The move by VEFA Holding was a reminder of the interest _ both economic and political _ that Italy, Albania's main trading partner, has in the turmoil that has roiled the poorest nation in Europe.
Italy's police and coast guard turn back scores of would-be Albanian immigrants practically every week.
The government fears another influx like the tens of thousands of Albanians _ inspired by images of prosperity on Italian television _ who clung to ferries or homemade rafts in 1991 trying to make it ashore. Most were sent home.
The government also is concerned about drug-trafficking, cigarette-smuggling and prostitution rings that allegedly involve both Italian and Albanian organized crime.
Italian officials have cited possible mob connections to the latest Albanian crisis, in which hundreds of thousands of Albanians lost their savings to pyramid schemes.
The losses have led to rioting around Albania as the funds stopped paying interest and collapsed.
VEFA operates one of the biggest investment funds, which still functions despite assertions by economists that it is at least partly based on a pyramid system like the failed companies. It now pays out only 2.5 percent in interest, down from 10 percent.
Today, representatives of Cecere and Caputo, an accounting firm in the town of Aversa near Naples, head to the Albanian capital of Tirana to examine VEFA's books.

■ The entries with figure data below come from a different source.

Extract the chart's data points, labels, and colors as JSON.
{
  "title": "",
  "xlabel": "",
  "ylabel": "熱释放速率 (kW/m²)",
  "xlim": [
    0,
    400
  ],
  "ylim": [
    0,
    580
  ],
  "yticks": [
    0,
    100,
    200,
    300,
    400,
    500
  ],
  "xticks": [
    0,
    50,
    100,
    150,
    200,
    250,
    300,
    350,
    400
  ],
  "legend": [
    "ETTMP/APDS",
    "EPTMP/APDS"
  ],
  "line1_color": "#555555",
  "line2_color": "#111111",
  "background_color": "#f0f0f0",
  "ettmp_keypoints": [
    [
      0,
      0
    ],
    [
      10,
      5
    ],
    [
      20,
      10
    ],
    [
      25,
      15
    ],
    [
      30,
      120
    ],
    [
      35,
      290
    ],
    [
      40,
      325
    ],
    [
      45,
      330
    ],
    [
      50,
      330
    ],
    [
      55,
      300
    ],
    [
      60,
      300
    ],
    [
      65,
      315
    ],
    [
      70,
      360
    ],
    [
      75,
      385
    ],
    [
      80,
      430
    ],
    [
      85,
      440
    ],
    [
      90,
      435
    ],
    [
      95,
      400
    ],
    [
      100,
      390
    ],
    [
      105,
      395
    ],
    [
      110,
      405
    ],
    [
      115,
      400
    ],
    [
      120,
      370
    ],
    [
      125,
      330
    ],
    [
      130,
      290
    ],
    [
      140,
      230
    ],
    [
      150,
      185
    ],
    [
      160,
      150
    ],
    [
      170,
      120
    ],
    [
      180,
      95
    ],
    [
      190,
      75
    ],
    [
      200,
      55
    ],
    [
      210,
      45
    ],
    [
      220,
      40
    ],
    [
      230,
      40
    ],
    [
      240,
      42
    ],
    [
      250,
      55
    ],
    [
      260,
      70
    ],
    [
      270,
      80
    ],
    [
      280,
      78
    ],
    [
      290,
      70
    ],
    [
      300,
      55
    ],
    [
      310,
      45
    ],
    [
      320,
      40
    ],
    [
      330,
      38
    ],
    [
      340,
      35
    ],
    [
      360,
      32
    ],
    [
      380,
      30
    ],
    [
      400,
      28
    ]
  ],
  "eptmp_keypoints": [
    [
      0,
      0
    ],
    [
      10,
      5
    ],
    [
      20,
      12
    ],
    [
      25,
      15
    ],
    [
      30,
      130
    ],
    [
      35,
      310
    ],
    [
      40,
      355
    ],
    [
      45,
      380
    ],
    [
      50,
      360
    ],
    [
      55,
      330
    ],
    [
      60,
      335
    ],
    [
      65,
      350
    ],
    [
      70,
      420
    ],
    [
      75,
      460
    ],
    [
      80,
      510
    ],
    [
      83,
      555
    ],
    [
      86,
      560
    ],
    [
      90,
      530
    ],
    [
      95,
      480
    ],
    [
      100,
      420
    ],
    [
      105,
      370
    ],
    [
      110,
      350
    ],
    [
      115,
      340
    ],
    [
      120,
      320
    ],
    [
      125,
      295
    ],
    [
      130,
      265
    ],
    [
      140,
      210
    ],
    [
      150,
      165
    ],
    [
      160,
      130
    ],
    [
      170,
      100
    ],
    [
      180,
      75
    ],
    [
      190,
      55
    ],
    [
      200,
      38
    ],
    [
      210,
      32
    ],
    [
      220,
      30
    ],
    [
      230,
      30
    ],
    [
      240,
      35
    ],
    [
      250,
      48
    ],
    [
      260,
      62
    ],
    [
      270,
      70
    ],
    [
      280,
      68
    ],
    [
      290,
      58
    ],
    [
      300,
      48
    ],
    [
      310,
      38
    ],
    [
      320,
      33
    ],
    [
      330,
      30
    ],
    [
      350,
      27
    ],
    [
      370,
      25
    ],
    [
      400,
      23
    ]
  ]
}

A consultant for the firm, Gianni Capizzi, said he was leading a seven-member team assigned to restructure VEFA, which is controlled by Vehbi Alimucaj, a former army sergeant with no economic training.
The first step will be ``to give a hand to Mr. Alimucaj to understand what he even has,'' Capizzi said by telephone. He said he had no reason to believe that VEFA operated in an illegal way.
Cecere and Caputo was the subject of a story in Tuesday's Il Messaggero of Rome, which reported the brother of deceased founder Gennaro Cecere has been arrested on Mafia association charges.
Capizzi said the brother had no connection with the firm, calling the case ``absolutely extraneous.''
Nicola Caputo, the other principal in the Italian firm, has met Alimucaj several times while on business in Albania, Capizzi said.
The stakes are high for VEFA.
Because of its size and government links, the 5-year-old VEFA has drawn extra scrutiny and has been held up as a model of post-Communist free enterprise in Albania. If it fails, that concept could be heavily discredited in the minds of many Albanians.
In Albania, it has extensive holdings: factories, supermarkets, a mine, tourist centers and a helicopter fleet. VEFA also operates in Italy, running a ferry service from Durres, Albania.
The trade goes both ways. About 500 to 600 Italian companies _ mainly textile and shoe firms _ invest in Albania, for a total of $110 million to $120 million, according to Italy's Foreign Commerce Institute.